INTRODUCTION: Evaluate the risk of cardiac and thromboembolic events among new users of SR and oral BPs without contraindications for SR.
METHODS: We conducted three multi-national, multi-database (Aarhus-Denmark, HSD-Italy, IPCI-Netherlands, SIDIAP-Spain, THIN-UK) case-control studies nested within a cohort of new users of SR/BP. We matched cases of acute myocardial infarction (AMI), venous thromboembolism (VTE), and cardiovascular death (CVDeath), up to 10 controls on gender, year of birth, index date, and country. Conditional logistic regression was used to estimate odds ratios (OR) and 95% confidence intervals (CIs) according to current SR vs current BP use and current vs past SR use, adjusting for potential confounders. Data were pooled using random effects meta-analysis.

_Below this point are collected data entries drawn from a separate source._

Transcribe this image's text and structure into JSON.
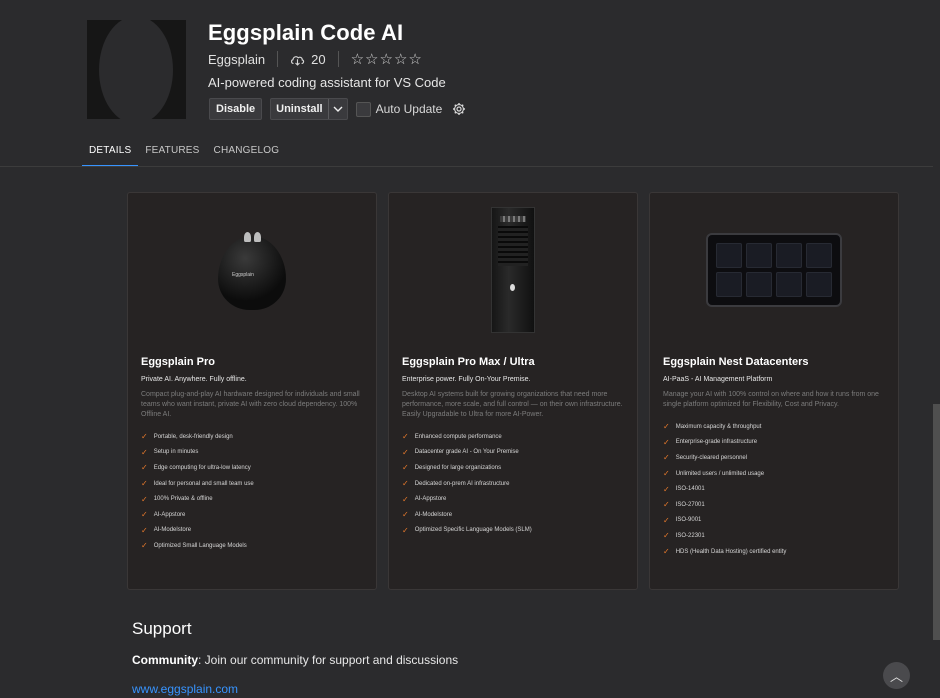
{
  "extension": {
    "title": "Eggsplain Code AI",
    "publisher": "Eggsplain",
    "installs": "20",
    "description": "AI-powered coding assistant for VS Code",
    "icons": {
      "installs": "cloud-download-icon",
      "rating": "star-icon",
      "settings": "gear-icon"
    },
    "rating_stars": [
      "☆",
      "☆",
      "☆",
      "☆",
      "☆"
    ]
  },
  "actions": {
    "disable": "Disable",
    "uninstall": "Uninstall",
    "uninstall_dropdown": "⌄",
    "auto_update": "Auto Update"
  },
  "tabs": [
    {
      "label": "DETAILS",
      "active": true
    },
    {
      "label": "FEATURES",
      "active": false
    },
    {
      "label": "CHANGELOG",
      "active": false
    }
  ],
  "cards": [
    {
      "title": "Eggsplain Pro",
      "subtitle": "Private AI. Anywhere. Fully offline.",
      "body": "Compact plug-and-play AI hardware designed for individuals and small teams who want instant, private AI with zero cloud dependency. 100% Offline AI.",
      "image_label": "Eggsplain",
      "features": [
        "Portable, desk-friendly design",
        "Setup in minutes",
        "Edge computing for ultra-low latency",
        "Ideal for personal and small team use",
        "100% Private & offline",
        "AI-Appstore",
        "AI-Modelstore",
        "Optimized Small Language Models"
      ]
    },
    {
      "title": "Eggsplain Pro Max / Ultra",
      "subtitle": "Enterprise power. Fully On-Your Premise.",
      "body": "Desktop AI systems built for growing organizations that need more performance, more scale, and full control — on their own infrastructure. Easily Upgradable to Ultra for more AI-Power.",
      "features": [
        "Enhanced compute performance",
        "Datacenter grade AI - On Your Premise",
        "Designed for large organizations",
        "Dedicated on-prem AI infrastructure",
        "AI-Appstore",
        "AI-Modelstore",
        "Optimized Specific Language Models (SLM)"
      ]
    },
    {
      "title": "Eggsplain Nest Datacenters",
      "subtitle": "AI-PaaS - AI Management Platform",
      "body": "Manage your AI with 100% control on where and how it runs from one single platform optimized for Flexibility, Cost and Privacy.",
      "features": [
        "Maximum capacity & throughput",
        "Enterprise-grade infrastructure",
        "Security-cleared personnel",
        "Unlimited users / unlimited usage",
        "ISO-14001",
        "ISO-27001",
        "ISO-9001",
        "ISO-22301",
        "HDS (Health Data Hosting) certified entity"
      ]
    }
  ],
  "support": {
    "heading": "Support",
    "community_label": "Community",
    "community_text": ": Join our community for support and discussions",
    "link": "www.eggsplain.com"
  },
  "check_glyph": "✓",
  "scroll_up_glyph": "︿"
}
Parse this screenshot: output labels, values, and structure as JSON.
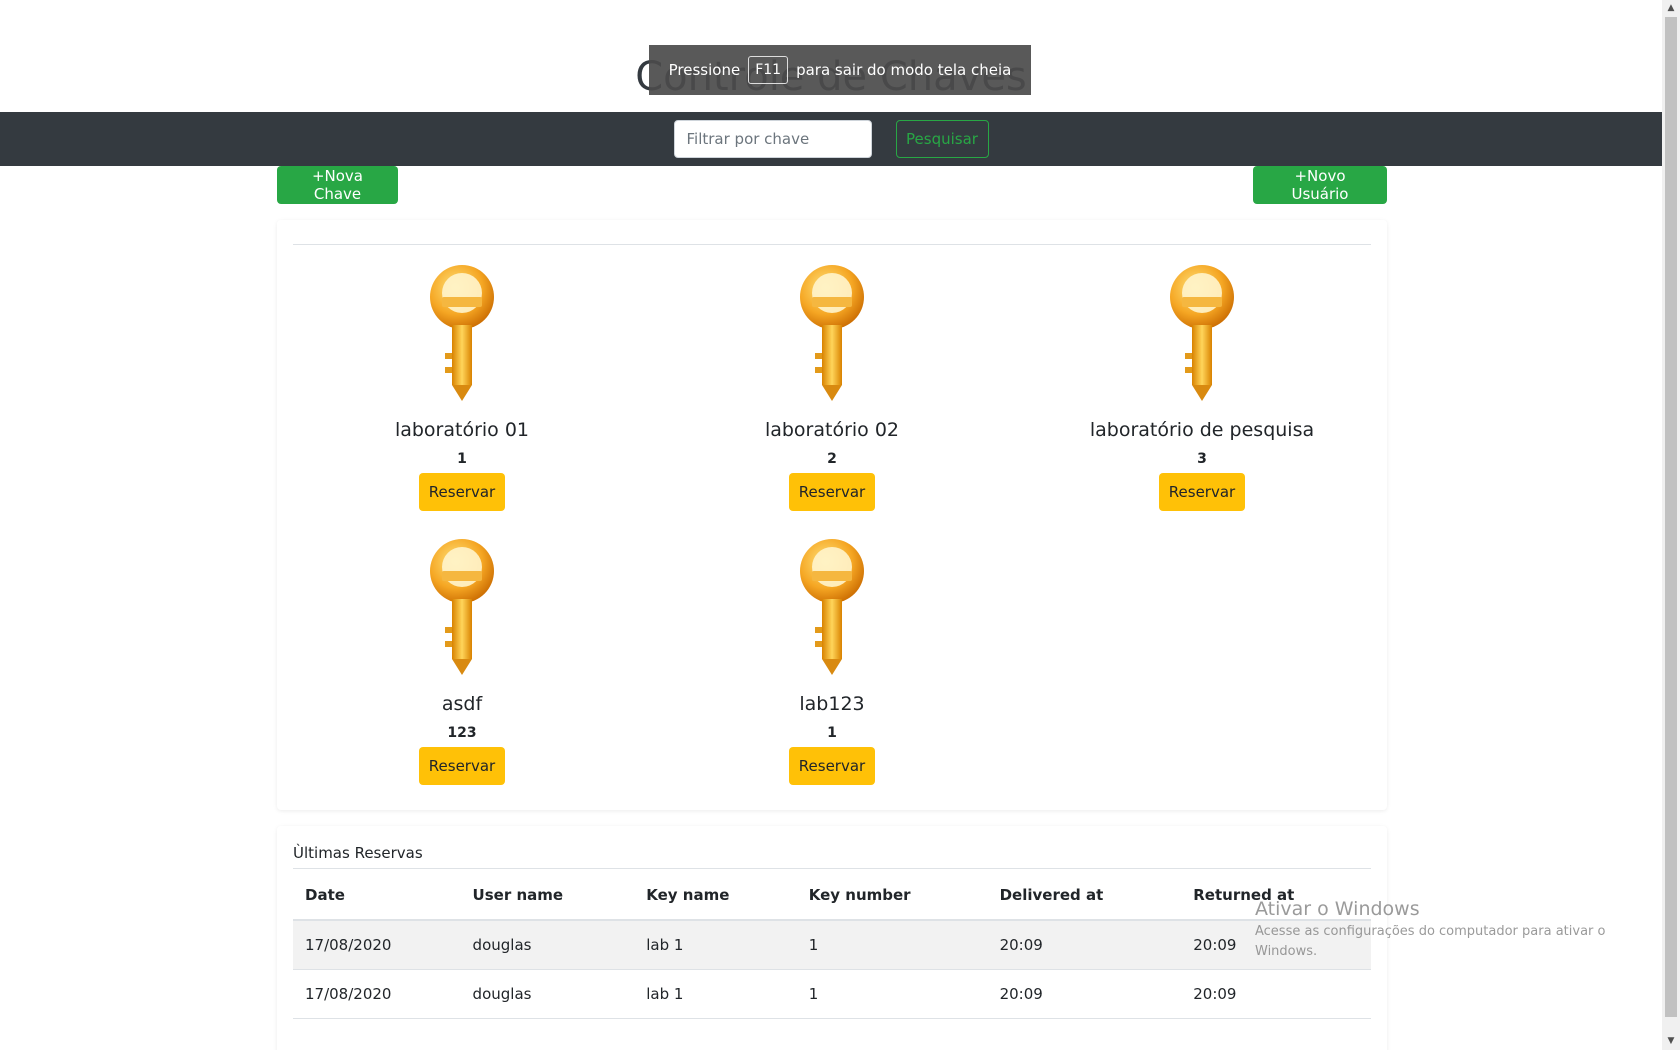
{
  "header": {
    "title": "Controle de Chaves"
  },
  "fullscreen_notice": {
    "prefix": "Pressione",
    "key": "F11",
    "suffix": "para sair do modo tela cheia"
  },
  "search": {
    "placeholder": "Filtrar por chave",
    "button_label": "Pesquisar"
  },
  "actions": {
    "new_key_label": "+Nova Chave",
    "new_user_label": "+Novo Usuário"
  },
  "keys": [
    {
      "name": "laboratório 01",
      "number": "1",
      "button_label": "Reservar",
      "icon": "key-icon"
    },
    {
      "name": "laboratório 02",
      "number": "2",
      "button_label": "Reservar",
      "icon": "key-icon"
    },
    {
      "name": "laboratório de pesquisa",
      "number": "3",
      "button_label": "Reservar",
      "icon": "key-icon"
    },
    {
      "name": "asdf",
      "number": "123",
      "button_label": "Reservar",
      "icon": "key-icon"
    },
    {
      "name": "lab123",
      "number": "1",
      "button_label": "Reservar",
      "icon": "key-icon"
    }
  ],
  "reservations": {
    "title": "Ùltimas Reservas",
    "columns": [
      "Date",
      "User name",
      "Key name",
      "Key number",
      "Delivered at",
      "Returned at"
    ],
    "rows": [
      [
        "17/08/2020",
        "douglas",
        "lab 1",
        "1",
        "20:09",
        "20:09"
      ],
      [
        "17/08/2020",
        "douglas",
        "lab 1",
        "1",
        "20:09",
        "20:09"
      ]
    ]
  },
  "windows_activation": {
    "title": "Ativar o Windows",
    "subtitle": "Acesse as configurações do computador para ativar o Windows."
  },
  "colors": {
    "navbar": "#343a40",
    "success": "#28a745",
    "warning": "#ffc107",
    "key_gold": "#f0a020"
  }
}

RESULTS: No excess risk of AMI (5477 cases/54,674 controls) was found with current SR vs current BP (OR 0.89 (95%CI 0.70, 1.12)) nor with current vs past SR use (0.71(0.56, 0.91)). For VTE (5614 cases/6036 controls), an excess risk was found with current SR compared with current BP use, 1.24 (0.96, 1.61), and current vs past SR use, 1.30 (1.04, 1.62). For CVDeath (3019 cases/29,871 controls), an increased risk was seen with current SR vs current BP use, 1.35 (1.02, 1.80), but not with current vs past SR use (0.68 (0.48, 0.96)).
CONCLUSION: In patients without contraindications for SR, we found no evidence of an increased risk of AMI but a 25-30% excess risk of VTE and a 35% excess risk of CVDeath with current SR vs current BP users. This is despite a reduction in risk in CVDeath with current vs past SR users. The latter disparity could still be partially explained by cessation of preventative therapies in end-of-life or residual confounding by indication.